Experimental data on network structure and microvascular rheology serve as the basis to calculate blood flow and oxygen transport in networks with a given angioarchitecture. Stimuli derived from hemodynamic and metabolic conditions are used to predict diameter adaptation for each vessel according to a set of general adaptation rules to be tested. The properties of the vascular network after simulated adaptation are then compared with experimental network data (segment flow velocity, hematocrit and diameter) to assess the adequacy of the adaptation rules used and to optimize adaptation parameters.
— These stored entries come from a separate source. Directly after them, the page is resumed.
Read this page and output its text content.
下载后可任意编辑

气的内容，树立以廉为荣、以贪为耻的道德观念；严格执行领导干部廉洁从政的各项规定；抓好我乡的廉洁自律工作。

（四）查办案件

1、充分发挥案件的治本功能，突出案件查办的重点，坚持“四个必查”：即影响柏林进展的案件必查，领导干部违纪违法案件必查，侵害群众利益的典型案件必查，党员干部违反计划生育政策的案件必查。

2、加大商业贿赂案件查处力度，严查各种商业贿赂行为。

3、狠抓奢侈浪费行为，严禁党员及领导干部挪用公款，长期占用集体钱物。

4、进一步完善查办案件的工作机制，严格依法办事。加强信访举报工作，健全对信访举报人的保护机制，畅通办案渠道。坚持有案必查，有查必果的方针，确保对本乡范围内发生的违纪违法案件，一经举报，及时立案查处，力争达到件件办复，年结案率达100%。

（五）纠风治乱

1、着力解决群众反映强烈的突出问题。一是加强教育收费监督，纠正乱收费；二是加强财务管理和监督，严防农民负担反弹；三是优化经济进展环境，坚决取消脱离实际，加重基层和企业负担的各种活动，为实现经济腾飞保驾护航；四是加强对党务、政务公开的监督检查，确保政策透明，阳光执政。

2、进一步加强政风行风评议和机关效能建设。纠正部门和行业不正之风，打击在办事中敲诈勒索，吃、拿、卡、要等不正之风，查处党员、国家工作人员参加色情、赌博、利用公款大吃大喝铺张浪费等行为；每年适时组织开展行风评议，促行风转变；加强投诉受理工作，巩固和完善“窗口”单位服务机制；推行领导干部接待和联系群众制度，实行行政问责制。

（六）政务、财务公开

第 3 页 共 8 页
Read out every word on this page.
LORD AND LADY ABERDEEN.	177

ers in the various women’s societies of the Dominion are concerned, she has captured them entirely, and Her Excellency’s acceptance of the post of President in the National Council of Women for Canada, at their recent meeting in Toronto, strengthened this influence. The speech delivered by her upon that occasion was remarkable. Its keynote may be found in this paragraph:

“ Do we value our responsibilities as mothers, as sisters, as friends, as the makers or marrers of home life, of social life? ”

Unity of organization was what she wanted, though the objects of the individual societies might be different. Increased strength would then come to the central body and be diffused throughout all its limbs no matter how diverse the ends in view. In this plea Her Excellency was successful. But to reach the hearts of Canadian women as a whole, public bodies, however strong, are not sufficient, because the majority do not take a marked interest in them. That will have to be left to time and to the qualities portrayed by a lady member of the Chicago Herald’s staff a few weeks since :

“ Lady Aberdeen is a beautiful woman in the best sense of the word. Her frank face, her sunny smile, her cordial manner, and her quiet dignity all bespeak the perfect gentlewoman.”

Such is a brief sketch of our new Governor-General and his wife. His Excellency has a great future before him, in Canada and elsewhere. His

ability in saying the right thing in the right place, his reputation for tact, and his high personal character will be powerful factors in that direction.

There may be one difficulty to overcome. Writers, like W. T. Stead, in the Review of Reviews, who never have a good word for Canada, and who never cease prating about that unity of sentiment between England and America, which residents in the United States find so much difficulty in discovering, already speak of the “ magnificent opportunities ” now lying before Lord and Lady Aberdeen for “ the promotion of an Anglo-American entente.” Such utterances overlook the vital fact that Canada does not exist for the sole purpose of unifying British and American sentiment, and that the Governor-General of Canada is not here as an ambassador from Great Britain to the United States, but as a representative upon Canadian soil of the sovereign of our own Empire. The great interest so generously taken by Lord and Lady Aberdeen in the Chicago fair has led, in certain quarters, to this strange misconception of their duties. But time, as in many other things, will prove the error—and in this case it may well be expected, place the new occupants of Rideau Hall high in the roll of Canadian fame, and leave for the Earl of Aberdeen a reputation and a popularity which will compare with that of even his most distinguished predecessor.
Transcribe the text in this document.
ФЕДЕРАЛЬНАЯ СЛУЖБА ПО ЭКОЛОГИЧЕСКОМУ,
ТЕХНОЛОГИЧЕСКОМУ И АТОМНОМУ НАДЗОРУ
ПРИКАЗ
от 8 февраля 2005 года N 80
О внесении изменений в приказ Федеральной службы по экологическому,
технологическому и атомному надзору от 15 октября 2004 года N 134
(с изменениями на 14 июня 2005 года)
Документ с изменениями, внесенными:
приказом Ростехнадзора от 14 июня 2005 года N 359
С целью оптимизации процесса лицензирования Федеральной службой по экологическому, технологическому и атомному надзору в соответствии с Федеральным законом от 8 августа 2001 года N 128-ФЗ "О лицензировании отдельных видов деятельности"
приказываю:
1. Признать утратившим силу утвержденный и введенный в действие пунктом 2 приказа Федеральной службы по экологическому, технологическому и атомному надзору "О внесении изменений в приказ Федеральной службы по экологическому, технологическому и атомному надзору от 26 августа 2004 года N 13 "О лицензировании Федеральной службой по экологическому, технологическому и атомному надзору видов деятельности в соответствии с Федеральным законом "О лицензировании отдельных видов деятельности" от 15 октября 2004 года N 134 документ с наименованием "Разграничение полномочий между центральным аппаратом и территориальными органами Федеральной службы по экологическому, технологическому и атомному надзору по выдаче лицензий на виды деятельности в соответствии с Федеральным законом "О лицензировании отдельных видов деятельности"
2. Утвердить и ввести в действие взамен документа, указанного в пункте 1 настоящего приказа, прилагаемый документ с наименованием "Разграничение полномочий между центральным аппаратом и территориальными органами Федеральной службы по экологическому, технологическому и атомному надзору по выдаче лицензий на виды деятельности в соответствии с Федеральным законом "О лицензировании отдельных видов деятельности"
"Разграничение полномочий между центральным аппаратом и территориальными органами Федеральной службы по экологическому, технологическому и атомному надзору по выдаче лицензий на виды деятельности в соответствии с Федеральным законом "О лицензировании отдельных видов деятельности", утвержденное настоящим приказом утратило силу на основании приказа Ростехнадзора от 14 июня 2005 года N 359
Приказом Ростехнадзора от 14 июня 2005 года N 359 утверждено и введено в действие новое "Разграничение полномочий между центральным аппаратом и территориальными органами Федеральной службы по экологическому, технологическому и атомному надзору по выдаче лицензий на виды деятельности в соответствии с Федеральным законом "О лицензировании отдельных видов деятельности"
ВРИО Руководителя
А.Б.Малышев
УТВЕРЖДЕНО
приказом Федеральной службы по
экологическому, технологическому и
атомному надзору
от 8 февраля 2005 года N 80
Fig. 4. Responses to oxygen supply-demand mismatch

(A) Left: Network containing a vessel with low perfusion resulting in hypoxia (blue color). Right: Enlarged view of hypoxic region. Signals generated in the vessel wall or the parenchymal tissue (green arrows) increase in proportion to local oxygen deficiency and stimulate diameter increase. This increase increases perfusion and oxygen availability constituting a negative feedback between tissue hypoxia and metabolic signaling. (B) If vessel density is too low, diameter increases lead to increased blood flow but oxygen supply of remote tissue cells remains inadequate. Supply of remote tissue cells requires stimulation of angiogenesis by tissue derived metabolic signals. (C) New vessel generated by sprouting angiogenesis (dashed line) results in reduction of diffusion distances and adequate tissue oxygenation.

Fig. 5. Faulty vascular adaptation as a cause for aberrant tumor microcirculatory properties

Vascular patterns generated by using normal and modified (‘tumor’) adaptation rules in a mesenteric network (upper row) and a tumor network (lower row) are compared to results obtained with experimentally measured vessel diameters. Experimental data are shown in the left column. Simulated ‘normal adaptation’ (middle column), using standard model parameters optimized for normal network characteristics leads to adequate blood flow distribution in both the normal and the tumor network. In contrast, simulated ‘tumor adaptation’ (right column), with abolished information transfer via conduction results in increased structural heterogeneity, functional shunting and large underperfused areas, in comparison to the mesenteric network.

Fig. 6. Integrated view of physiological processes controlling vascular structure and function

Vascular regulation includes short term changes of vessel diameter effected by vascular smooth muscle and tone (right), long term changes of vessel diameter and wall mass by structural adaptation (middle), and changes in vessel number by elimination of unnecessary vessels by pruning or generation of new vessels by the sprouting and splitting modes of angiogenesis (left). These responses of a vascular bed are controlled by metabolic and hemodynamic signals derived, e.g., from the tissue, the vessel wall or red cells, and by hemodynamic signals (wall shear stress, τ; wall stress, σ). The different modes of vascular regulation are closely interrelated and may be induced by different combinations of the involved stimuli and by specific temporal and dynamic patterns of these stimuli (see text for further explanations).